Le sol, il n’est que trous et bosses ;
Aux quatre coins, bâillent des fosses :
L’hiver, le froid y fend les pierres,
L’été, pendant les juins, on y entend,
Par le silence haletant,
Vivre la mort, qui germe au fond des bières.
 
Depuis des temps qu’il ne sait pas,
Le fossoyeur emplit la terre
Des cadavres de sa misère.
 
Et tous les jours, par les chemins dolents,
Ils arrivent les cercueils blancs ;
Infiniment, ils arrivent vers lui de loin,
Du fond des bourgs, du fond des coins
Perdus, dans la campagne immense ;
Ils arrivent, suivis de gens en noir,
À toute heure, jusques au soir,
Et dès l’aube, leurs longs cortèges recommencent.
 
Le fossoyeur entend des glas,
Tout au lointain, sous les cieux las,
Depuis des temps qu’il ne sait pas.
 
Les cercueils blancs sont pleins de ses douleurs :
Voici ses désirs fous vers les soirs mortuaires,
Voici ses deuils d’il ne sait quoi, voici ses pleurs
Tachant de sang le lin pieux de ses suaires.
 
Voici ses souvenirs et leurs regards usés
À venir de si loin, par à travers les heures,
Lui rappeler la peur dont leurs âmes se meurent ;
Voici le torse en deux de son orgueil cassé.
 
Voici son héroïsme à qui rien ne répond ;
Son courage ployant, sous sa lourde armature,
Et sa pauvre vaillance, avec des trous au front,
Et ses grands yeux, changés en nids de pourriture.
 
Le fossoyeur regarde au loin les chemins lents
Marcher vers lui, avec leurs poids de cercueils blancs.
 
Ce sont encor ses plus nettes pensées,
Une à une, sous sa tiédeur, décomposées ;
Ce sont ses purs amours des jours naïfs,
Souillés, en des miroirs tentateurs et lascifs ;
 
Ce sont ses fiers serments muets, faits à soi-même,
Qu’il a biffés, comme on entaille un diadème ;
 
Et le geste de son vouloir en coup d’éclair
Qui gît inerte et qu’il ne peut redresser clair.
 
Le fossoyeur, au son des glas,
Bêche le coin des ifs et des trépas,
Depuis des temps qu’il ne sait pas.
 
Voici son rêve, éclos en joie et oubliance,
Qu’il a lâché dans les soirs noirs de la science.

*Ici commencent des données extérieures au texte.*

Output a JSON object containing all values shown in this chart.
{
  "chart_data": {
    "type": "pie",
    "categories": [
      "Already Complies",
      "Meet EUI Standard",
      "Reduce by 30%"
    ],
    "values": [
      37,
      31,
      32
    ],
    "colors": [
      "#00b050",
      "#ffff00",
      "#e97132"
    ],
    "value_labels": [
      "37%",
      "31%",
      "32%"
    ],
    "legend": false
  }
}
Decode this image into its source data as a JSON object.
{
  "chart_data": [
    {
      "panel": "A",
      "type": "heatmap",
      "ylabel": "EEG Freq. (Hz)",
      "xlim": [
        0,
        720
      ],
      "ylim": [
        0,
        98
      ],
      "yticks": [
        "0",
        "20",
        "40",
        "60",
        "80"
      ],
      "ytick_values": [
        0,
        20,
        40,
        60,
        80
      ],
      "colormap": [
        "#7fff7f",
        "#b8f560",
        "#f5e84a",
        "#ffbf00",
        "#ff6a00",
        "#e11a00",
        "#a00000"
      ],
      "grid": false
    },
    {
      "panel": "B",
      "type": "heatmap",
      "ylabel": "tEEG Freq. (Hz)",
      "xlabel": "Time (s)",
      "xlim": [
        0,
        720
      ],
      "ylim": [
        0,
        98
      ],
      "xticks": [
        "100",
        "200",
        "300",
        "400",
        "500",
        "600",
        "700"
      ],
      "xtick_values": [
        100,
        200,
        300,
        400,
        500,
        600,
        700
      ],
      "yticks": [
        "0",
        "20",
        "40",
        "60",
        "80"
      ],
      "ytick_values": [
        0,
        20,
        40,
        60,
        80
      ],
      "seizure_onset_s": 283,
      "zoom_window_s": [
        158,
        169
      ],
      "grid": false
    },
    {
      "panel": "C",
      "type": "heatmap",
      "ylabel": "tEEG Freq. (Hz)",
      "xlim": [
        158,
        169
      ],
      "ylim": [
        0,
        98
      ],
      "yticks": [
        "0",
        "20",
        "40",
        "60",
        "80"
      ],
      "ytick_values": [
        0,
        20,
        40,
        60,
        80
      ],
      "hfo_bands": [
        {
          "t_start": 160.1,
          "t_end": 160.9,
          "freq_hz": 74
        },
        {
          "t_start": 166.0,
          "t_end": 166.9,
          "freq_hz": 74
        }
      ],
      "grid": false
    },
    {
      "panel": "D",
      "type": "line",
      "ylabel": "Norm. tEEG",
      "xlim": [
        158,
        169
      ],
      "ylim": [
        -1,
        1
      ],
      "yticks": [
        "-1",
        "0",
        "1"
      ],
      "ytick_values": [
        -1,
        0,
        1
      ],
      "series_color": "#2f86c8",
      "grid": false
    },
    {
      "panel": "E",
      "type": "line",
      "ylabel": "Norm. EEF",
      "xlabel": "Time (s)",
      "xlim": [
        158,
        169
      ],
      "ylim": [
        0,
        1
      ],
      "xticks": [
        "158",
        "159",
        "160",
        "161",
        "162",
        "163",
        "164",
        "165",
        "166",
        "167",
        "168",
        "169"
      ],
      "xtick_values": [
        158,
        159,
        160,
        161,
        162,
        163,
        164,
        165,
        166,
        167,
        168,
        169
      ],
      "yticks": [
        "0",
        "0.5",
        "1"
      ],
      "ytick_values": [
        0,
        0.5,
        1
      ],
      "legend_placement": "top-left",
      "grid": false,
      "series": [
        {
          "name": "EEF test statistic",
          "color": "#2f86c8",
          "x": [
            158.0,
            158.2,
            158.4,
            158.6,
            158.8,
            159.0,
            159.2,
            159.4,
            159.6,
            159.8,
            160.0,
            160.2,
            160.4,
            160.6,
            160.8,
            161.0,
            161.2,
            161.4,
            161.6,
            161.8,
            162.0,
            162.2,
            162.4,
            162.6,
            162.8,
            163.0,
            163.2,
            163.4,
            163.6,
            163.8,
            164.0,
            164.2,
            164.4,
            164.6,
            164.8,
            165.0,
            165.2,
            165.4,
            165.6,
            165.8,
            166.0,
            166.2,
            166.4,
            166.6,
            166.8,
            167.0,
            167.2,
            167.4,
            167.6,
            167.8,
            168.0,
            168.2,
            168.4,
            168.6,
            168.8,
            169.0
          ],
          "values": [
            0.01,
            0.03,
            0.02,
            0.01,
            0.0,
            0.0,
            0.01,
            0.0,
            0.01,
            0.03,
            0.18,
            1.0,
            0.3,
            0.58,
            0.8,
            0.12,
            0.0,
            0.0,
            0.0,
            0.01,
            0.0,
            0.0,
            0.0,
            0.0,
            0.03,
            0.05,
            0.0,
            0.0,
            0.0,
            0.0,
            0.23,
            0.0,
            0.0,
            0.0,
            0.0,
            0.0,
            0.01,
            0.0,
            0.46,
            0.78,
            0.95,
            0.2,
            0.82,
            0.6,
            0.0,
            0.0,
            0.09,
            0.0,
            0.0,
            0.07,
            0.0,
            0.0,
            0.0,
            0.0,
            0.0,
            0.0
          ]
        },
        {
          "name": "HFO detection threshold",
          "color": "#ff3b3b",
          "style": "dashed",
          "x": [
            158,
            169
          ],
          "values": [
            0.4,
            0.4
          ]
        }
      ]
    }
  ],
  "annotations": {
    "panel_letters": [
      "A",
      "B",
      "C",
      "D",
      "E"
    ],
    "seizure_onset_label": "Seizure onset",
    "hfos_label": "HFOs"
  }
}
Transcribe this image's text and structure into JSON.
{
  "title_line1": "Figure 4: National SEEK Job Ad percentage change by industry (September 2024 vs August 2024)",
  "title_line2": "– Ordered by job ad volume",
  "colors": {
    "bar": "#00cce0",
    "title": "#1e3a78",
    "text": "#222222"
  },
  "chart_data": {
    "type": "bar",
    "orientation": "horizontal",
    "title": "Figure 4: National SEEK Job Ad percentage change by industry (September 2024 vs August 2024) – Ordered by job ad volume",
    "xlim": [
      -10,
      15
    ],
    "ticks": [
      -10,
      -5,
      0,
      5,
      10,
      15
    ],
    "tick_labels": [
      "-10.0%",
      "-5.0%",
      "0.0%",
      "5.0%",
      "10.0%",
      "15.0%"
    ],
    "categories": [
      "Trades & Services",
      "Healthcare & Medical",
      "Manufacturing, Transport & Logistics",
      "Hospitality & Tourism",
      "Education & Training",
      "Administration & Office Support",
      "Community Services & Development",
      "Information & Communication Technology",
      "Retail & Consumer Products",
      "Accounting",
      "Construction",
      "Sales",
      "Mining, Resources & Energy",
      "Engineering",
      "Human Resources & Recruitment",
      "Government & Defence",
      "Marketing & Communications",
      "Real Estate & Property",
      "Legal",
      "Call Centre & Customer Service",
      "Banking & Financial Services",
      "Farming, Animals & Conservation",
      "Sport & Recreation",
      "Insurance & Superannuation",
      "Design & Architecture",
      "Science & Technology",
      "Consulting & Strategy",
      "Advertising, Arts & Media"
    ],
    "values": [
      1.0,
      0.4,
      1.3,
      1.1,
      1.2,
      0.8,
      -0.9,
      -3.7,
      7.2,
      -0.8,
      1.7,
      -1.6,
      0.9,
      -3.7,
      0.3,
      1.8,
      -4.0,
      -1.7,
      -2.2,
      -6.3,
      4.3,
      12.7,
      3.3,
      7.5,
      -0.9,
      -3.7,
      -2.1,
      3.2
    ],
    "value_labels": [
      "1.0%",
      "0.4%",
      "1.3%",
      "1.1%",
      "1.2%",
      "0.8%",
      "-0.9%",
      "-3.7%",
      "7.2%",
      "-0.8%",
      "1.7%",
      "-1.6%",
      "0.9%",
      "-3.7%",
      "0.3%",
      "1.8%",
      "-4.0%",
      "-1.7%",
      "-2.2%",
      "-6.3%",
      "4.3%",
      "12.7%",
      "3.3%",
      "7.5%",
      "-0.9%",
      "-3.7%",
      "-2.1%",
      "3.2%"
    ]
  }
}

Qu’il a vêtu de plume et de flamme cueillies
— Ailes rouges — aux vols passants de la folie,
 
Qu’il a lancé, parmi les loins inaccessibles,
Là-haut, vers la conquête en or de l’impossible,
Et qui retombe en lui des grands cieux réfractaires,
Sans même avoir touché l’immobile mystère.
 
Le fossoyeur remue, à coups de bêche,
Avec ses bras maigres et las,
— Depuis quels temps ? — la terre sèche.
 
Et les voici, pour son angoisse et son remords,
Les pardons refusés à ceux qui avaient tort.
 
Et les voici les pleurs muets et les prières.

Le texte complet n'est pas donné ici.